Sunday, February 22, 2015

Look who's honking

One Saturday morning, I spotted a piece of article lying on top of the car that just pulled up in front of my car. As I followed behind the car, I pressed my car horn to get the attention of the driver but the driver kept on going and seemed to have picked up some speed . Then just as I had hoped for, the traffic lights turned red and the car had to come a halt at the junction. The driver completely ignored my honking. When I tried to get into the lane besides the car, the driver made way for me. It was apparent that the driver might have mistaken me as some aggressive driver who was just trying to get ahead. Finally I pulled up beside the driver who turned out to be a lady and reluctantly she turned to look at me when I wound down my car window. I could not bear the thought that the article might drop off her car along the way and the person would be wondering what had happened to the article. Perhaps the person deserved to lose the thing but since I was so close to getting across the message, I was not going to give up. I was just simply amazed that the person could be so intimidated by my honking without even looking to see who and why I had been honking.

When we recall about the occasions  how we  have been forgetful and careless, these incidents are hilarious with hindsight. As one gets older, one experiences memory lapses and it is probably due to aging. There are also times when we misplace things because we are pre-occupied and not paying attention. Sometimes I find it burdensome to keep unhappy memories so I try to master the art of forgetting certain unpleasant incidences. It  is not easy to forget and move on as these unhappy memories have a tendency to cling on like leeches. We choose to remember what we want to remember but  when one cannot remember what he or she wants to remember, memory loss becomes a grave concern. Alzheimer disease accounts for one of the major causes for  dementia and  since memories form an integral part of a person, it is definitely tragic when one suffers memory loss.

At BAFTA this year Julian Moore won the best actress award for her role in Still Alice. When Dr Alice Howland , an ambitious linguistic professor  finds herself  having memory lapses such as losing words in the middle of her lectures and losing  bearing when she goes jogging, she visits a neurologist. When she is diagnosed with the early onset of the dreadful Alzheimer disease, she is devastated and Julian Moore has given the character another one of her best performances.

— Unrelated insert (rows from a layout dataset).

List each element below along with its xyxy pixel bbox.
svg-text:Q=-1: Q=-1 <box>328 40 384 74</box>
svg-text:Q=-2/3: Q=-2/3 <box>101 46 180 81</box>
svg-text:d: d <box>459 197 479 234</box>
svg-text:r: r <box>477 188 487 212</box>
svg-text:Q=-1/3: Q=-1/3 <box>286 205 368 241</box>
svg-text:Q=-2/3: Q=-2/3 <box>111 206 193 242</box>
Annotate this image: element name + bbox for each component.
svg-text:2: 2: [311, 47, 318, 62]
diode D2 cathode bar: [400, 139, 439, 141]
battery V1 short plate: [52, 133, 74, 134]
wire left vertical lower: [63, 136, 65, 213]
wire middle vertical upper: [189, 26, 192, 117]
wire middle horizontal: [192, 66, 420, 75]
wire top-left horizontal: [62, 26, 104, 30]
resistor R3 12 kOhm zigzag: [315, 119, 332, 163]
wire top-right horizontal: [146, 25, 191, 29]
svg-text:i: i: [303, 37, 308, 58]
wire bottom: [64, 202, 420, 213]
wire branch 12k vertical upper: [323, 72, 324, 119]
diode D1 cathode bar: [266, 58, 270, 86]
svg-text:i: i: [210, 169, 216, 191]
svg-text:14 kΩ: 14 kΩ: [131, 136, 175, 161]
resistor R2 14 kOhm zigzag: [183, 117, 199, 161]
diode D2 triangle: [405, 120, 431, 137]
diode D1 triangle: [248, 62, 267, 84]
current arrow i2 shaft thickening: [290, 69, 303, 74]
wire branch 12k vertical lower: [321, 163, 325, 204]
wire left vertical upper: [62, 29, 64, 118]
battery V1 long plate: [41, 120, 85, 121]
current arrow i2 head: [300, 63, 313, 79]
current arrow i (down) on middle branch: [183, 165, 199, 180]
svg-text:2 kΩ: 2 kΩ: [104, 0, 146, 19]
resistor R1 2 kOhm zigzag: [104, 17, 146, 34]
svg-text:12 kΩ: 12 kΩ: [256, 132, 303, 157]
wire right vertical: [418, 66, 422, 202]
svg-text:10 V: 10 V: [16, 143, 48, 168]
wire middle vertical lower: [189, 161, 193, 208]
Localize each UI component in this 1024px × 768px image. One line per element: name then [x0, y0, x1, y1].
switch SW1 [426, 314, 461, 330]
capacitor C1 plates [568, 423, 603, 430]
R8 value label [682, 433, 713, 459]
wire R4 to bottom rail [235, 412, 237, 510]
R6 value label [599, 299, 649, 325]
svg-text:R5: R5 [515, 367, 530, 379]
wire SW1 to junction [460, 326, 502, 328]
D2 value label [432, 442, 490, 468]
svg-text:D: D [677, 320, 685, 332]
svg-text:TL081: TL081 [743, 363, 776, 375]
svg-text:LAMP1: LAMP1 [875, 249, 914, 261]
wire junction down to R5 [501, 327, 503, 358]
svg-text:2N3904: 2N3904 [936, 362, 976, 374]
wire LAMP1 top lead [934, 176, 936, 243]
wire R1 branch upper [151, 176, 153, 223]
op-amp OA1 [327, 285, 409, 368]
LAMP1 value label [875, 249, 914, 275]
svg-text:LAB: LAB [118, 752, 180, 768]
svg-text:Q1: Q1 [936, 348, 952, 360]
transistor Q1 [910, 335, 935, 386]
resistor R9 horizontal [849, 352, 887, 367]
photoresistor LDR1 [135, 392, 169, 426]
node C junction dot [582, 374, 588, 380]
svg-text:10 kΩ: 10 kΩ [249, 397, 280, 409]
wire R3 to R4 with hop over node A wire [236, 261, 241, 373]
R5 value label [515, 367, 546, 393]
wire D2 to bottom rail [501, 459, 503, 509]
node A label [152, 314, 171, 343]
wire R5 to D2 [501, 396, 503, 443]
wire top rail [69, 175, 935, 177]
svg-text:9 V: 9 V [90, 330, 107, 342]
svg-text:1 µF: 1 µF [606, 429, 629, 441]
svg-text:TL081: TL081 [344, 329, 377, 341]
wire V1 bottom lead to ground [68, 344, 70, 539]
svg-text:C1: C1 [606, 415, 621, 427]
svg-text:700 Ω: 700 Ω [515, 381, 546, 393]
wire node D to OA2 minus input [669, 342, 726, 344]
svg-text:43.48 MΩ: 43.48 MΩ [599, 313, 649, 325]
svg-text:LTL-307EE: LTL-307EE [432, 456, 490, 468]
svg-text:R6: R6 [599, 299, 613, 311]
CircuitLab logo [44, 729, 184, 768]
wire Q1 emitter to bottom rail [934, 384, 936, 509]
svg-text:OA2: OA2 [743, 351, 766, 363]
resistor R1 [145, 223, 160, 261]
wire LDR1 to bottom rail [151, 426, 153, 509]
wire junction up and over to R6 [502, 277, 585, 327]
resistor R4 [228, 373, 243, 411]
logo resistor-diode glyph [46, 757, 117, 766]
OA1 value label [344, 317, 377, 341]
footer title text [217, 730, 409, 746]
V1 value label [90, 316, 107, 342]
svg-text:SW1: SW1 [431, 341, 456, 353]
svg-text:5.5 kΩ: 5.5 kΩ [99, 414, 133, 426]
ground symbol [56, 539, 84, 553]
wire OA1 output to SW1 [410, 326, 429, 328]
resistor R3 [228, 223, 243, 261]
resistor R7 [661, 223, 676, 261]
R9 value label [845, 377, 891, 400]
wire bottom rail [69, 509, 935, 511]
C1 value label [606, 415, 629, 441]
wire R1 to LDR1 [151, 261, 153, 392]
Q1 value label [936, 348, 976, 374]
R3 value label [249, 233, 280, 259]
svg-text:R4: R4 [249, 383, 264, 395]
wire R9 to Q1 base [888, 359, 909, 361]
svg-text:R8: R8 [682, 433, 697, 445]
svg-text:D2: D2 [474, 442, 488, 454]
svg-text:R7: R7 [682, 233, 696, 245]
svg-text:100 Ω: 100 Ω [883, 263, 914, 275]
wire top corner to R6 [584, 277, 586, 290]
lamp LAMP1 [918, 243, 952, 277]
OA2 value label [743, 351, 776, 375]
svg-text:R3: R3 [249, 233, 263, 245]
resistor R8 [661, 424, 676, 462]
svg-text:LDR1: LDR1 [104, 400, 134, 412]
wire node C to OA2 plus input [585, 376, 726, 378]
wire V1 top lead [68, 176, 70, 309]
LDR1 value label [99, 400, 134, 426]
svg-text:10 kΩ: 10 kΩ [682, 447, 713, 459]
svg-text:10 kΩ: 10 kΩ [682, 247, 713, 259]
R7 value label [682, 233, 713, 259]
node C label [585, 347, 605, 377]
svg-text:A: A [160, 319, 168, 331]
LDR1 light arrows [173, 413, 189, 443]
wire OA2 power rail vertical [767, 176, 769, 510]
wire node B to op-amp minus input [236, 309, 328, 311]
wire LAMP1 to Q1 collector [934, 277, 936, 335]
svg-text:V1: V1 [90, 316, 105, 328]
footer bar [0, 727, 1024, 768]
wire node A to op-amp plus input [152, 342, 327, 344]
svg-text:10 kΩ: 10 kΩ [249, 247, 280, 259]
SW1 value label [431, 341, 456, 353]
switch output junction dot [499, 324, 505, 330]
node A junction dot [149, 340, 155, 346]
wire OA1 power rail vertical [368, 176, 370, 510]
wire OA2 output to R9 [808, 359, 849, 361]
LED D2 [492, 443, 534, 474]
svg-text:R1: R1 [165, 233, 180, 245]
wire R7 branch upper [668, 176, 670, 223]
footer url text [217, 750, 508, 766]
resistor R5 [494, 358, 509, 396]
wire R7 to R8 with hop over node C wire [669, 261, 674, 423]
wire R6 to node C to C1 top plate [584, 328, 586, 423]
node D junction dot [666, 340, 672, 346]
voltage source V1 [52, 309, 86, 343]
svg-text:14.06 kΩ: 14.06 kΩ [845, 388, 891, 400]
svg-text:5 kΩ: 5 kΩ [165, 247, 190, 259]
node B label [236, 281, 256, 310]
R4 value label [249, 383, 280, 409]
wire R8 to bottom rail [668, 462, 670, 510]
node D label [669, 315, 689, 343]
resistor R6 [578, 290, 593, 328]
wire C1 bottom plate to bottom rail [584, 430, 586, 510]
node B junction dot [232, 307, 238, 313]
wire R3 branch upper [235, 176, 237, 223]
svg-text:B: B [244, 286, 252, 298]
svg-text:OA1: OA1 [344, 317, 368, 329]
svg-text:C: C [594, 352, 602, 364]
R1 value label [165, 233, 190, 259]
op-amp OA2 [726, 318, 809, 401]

Boyhood won the best picture at BAFTA this year. Boyhood is interesting in  that the plot is a work in progress and the film has taken literally 12 years to make as the child actors grew into teenagers. All the actors participated in the writing process while the director keeps the general plot intact. The central theme of  Boyhood is  about  coming of age and though the theme is not novel, the plot is compelling indeed.

Both Still Alice and Boyhood are good films that deal with issues in real life and subjects that are realistic.